July 2021 employment law letter
Authors: 
Paul J. Sweeney, Coughlin & Gerhart, LLP

Most employers know the Americans with Disabilities Act (ADA) requires them to consider a disabled employee’s request for a reasonable accommodation so she can perform an essential function of her position. In a recent decision, the U.S. Court of Appeals for the Second Circuit (whose rulings apply to all New York employers) held an employee’s request for an accommodation that deviated from an Occupational Safety and Health Administration (OSHA) safety standard wasn’t reasonable. The decision is important to employers that must follow federal or state safety standards.

Background

Salik Bey and three other black Fire Department of New York (FDNY) firefighters sued New York City and others alleging the city failed to accommodate them under the ADA. They alleged they had a skin condition called pseudofolliculitis barbae or “PFB” that causes pain and scarring when shaving facial hair and requested an exemption to the city's policy that firefighters must be clean-shaven.
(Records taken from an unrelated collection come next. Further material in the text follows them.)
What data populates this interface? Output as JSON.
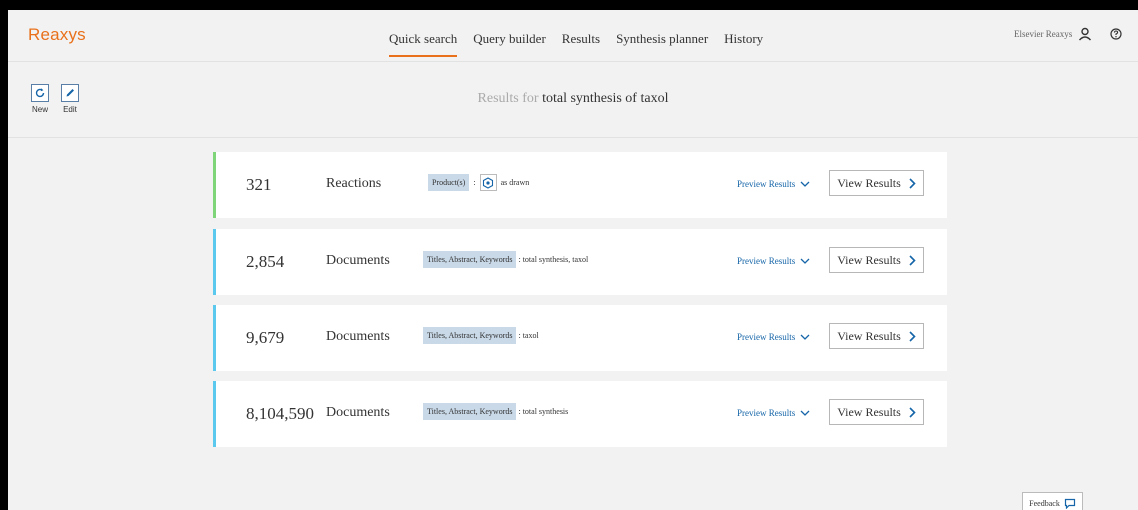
{
  "app": {
    "logo": "Reaxys"
  },
  "nav": {
    "items": [
      {
        "label": "Quick search",
        "active": true
      },
      {
        "label": "Query builder",
        "active": false
      },
      {
        "label": "Results",
        "active": false
      },
      {
        "label": "Synthesis planner",
        "active": false
      },
      {
        "label": "History",
        "active": false
      }
    ]
  },
  "user": {
    "name": "Elsevier Reaxys",
    "icon": "user-icon",
    "help_icon": "help-icon"
  },
  "toolbar": {
    "new_label": "New",
    "edit_label": "Edit",
    "results_prefix": "Results for",
    "query": "total synthesis of taxol"
  },
  "cards": [
    {
      "count": "321",
      "type": "Reactions",
      "tag": "Product(s)",
      "separator": ":",
      "criteria": "as drawn",
      "accent": "#7fd67a",
      "preview_label": "Preview Results",
      "view_label": "View Results"
    },
    {
      "count": "2,854",
      "type": "Documents",
      "tag": "Titles, Abstract, Keywords",
      "criteria": ": total synthesis, taxol",
      "accent": "#5bc8ee",
      "preview_label": "Preview Results",
      "view_label": "View Results"
    },
    {
      "count": "9,679",
      "type": "Documents",
      "tag": "Titles, Abstract, Keywords",
      "criteria": ": taxol",
      "accent": "#5bc8ee",
      "preview_label": "Preview Results",
      "view_label": "View Results"
    },
    {
      "count": "8,104,590",
      "type": "Documents",
      "tag": "Titles, Abstract, Keywords",
      "criteria": ": total synthesis",
      "accent": "#5bc8ee",
      "preview_label": "Preview Results",
      "view_label": "View Results"
    }
  ],
  "feedback": {
    "label": "Feedback"
  },
  "colors": {
    "brand": "#e9711c",
    "link": "#1565a8",
    "tag_bg": "#c9d9e8"
  }
}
FDNY denied the request based on OSHA regulations that require a firefighter’s respirator used to enter burning buildings be able to seal against the firefighter’s skin. It reasoned a beard would interfere with the firefighter’s ability to use the respirator. The decision ended a program that granted exemptions to 20 black firefighters afflicted with PFB, including Bey and the other three firefighters.